Wednesday, December 7, 2011

Brown Rice & Black Bean Casserole

Mike sent me the link to this recipe a few days ago. It looked pretty good so we decided to try it. The original recipe called for way too much time on the rice portion (simmer 1/3 cup of rice and 1 cup of broth for 45 minutes?! Not unless you want to burn the bottom of your pan...not to mention the rice), so I edited it a little bit. The finished product turned out really well!



Brown Rice & Black Bean Casserole
(Adapted from On My Menu's recipe )

1/3 cup brown rice
1 cup vegetable broth
1 tbsp olive oil
1 medium onion, diced
1 medium zucchini, chopped or thinly sliced
2 chicken breasts, cooked and diced (canned chicken would work, as well)
3/4 cup sliced mushrooms
1 tsp cumin
Salt, to taste
Cayenne Pepper, to taste
1 (15 oz.) can black beans, rinsed and drained
1 (4 oz.) can green chilies
1/3 cup carrots, chopped small
2 cups shredded swiss cheese (we used TJ's light Mexican cheese blend)

Mix the rice and chicken broth in pot on stovetop, bring to a boil. Reduce heat to low,
cover and simmer for 15-ish minutes, or until rice is tender. Preheat oven to 350 degrees. Lightly grease a medium-sized casserole dish (we used 9x9) with cooking spray.

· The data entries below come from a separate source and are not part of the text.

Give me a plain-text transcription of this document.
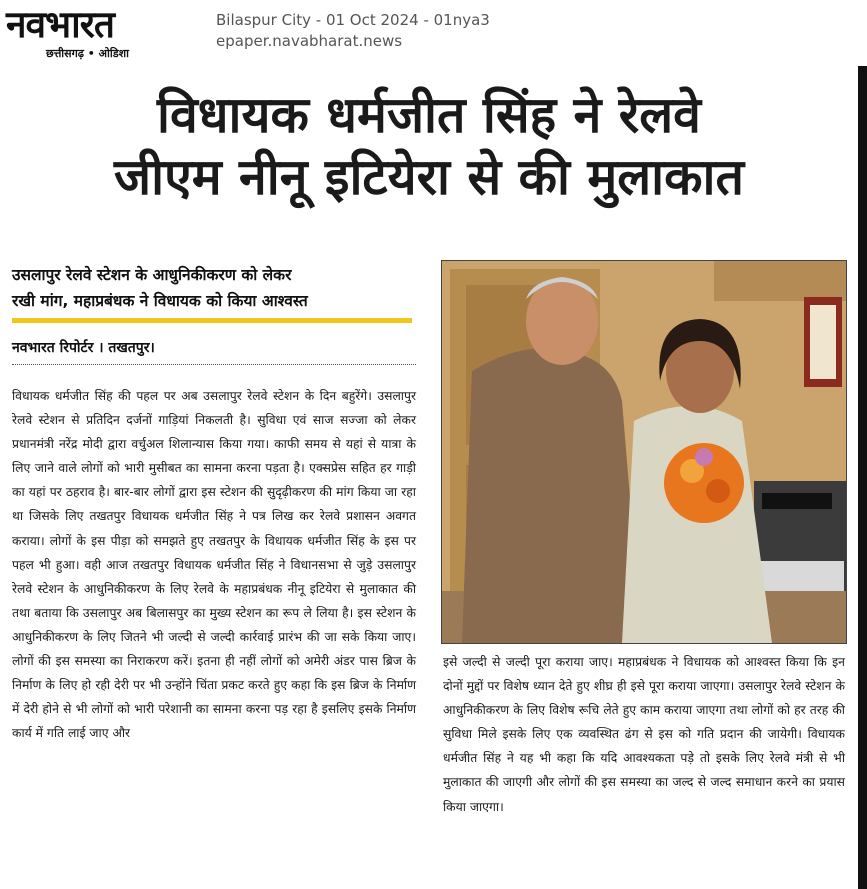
नवभारत
छत्तीसगढ़ • ओडिशा
Bilaspur City - 01 Oct 2024 - 01nya3
epaper.navabharat.news
विधायक धर्मजीत सिंह ने रेलवे
जीएम नीनू इटियेरा से की मुलाकात
उसलापुर रेलवे स्टेशन के आधुनिकीकरण को लेकर
रखी मांग, महाप्रबंधक ने विधायक को किया आश्वस्त
नवभारत रिपोर्टर । तखतपुर।

विधायक धर्मजीत सिंह की पहल पर अब उसलापुर रेलवे स्टेशन के दिन बहुरेंगे। उसलापुर रेलवे स्टेशन से प्रतिदिन दर्जनों गाड़ियां निकलती है। सुविधा एवं साज सज्जा को लेकर प्रधानमंत्री नरेंद्र मोदी द्वारा वर्चुअल शिलान्यास किया गया। काफी समय से यहां से यात्रा के लिए जाने वाले लोगों को भारी मुसीबत का सामना करना पड़ता है। एक्सप्रेस सहित हर गाड़ी का यहां पर ठहराव है। बार-बार लोगों द्वारा इस स्टेशन की सुदृढ़ीकरण की मांग किया जा रहा था जिसके लिए तखतपुर विधायक धर्मजीत सिंह ने पत्र लिख कर रेलवे प्रशासन अवगत कराया। लोगों के इस पीड़ा को समझते हुए तखतपुर के विधायक धर्मजीत सिंह के इस पर पहल भी हुआ। वही आज तखतपुर विधायक धर्मजीत सिंह ने विधानसभा से जुड़े उसलापुर रेलवे स्टेशन के आधुनिकीकरण के लिए रेलवे के महाप्रबंधक नीनू इटियेरा से मुलाकात की तथा बताया कि उसलापुर अब बिलासपुर का मुख्य स्टेशन का रूप ले लिया है। इस स्टेशन के आधुनिकीकरण के लिए जितने भी जल्दी से जल्दी कार्रवाई प्रारंभ की जा सके किया जाए। लोगों की इस समस्या का निराकरण करें। इतना ही नहीं लोगों को अमेरी अंडर पास ब्रिज के निर्माण के लिए हो रही देरी पर भी उन्होंने चिंता प्रकट करते हुए कहा कि इस ब्रिज के निर्माण में देरी होने से भी लोगों को भारी परेशानी का सामना करना पड़ रहा है इसलिए इसके निर्माण कार्य में गति लाई जाए और

इसे जल्दी से जल्दी पूरा कराया जाए। महाप्रबंधक ने विधायक को आश्वस्त किया कि इन दोनों मुद्दों पर विशेष ध्यान देते हुए शीघ्र ही इसे पूरा कराया जाएगा। उसलापुर रेलवे स्टेशन के आधुनिकीकरण के लिए विशेष रूचि लेते हुए काम कराया जाएगा तथा लोगों को हर तरह की सुविधा मिले इसके लिए एक व्यवस्थित ढंग से इस को गति प्रदान की जायेगी। विधायक धर्मजीत सिंह ने यह भी कहा कि यदि आवश्यकता पड़े तो इसके लिए रेलवे मंत्री से भी मुलाकात की जाएगी और लोगों की इस समस्या का जल्द से जल्द समाधान करने का प्रयास किया जाएगा।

Heat the olive oil in a skillet over medium heat and cook the onion until tender. Mix in the zucchini, chicken, and mushrooms. Season with cumin, salt and cayenne pepper. Cook and stir until zucchini is lightly browned and chicken is heated through. In a large bowl, mix the rice, onion, zucchini, chicken, mushrooms, beans, chilies, carrots, and half of the cheese. Transfer to the baking dish and sprinkle remaining cheese on top. Cover casserole dish loosely with foil and bake for 30 minutes. Uncover and bake 10 more minutes, or until bubbly and lightly browned.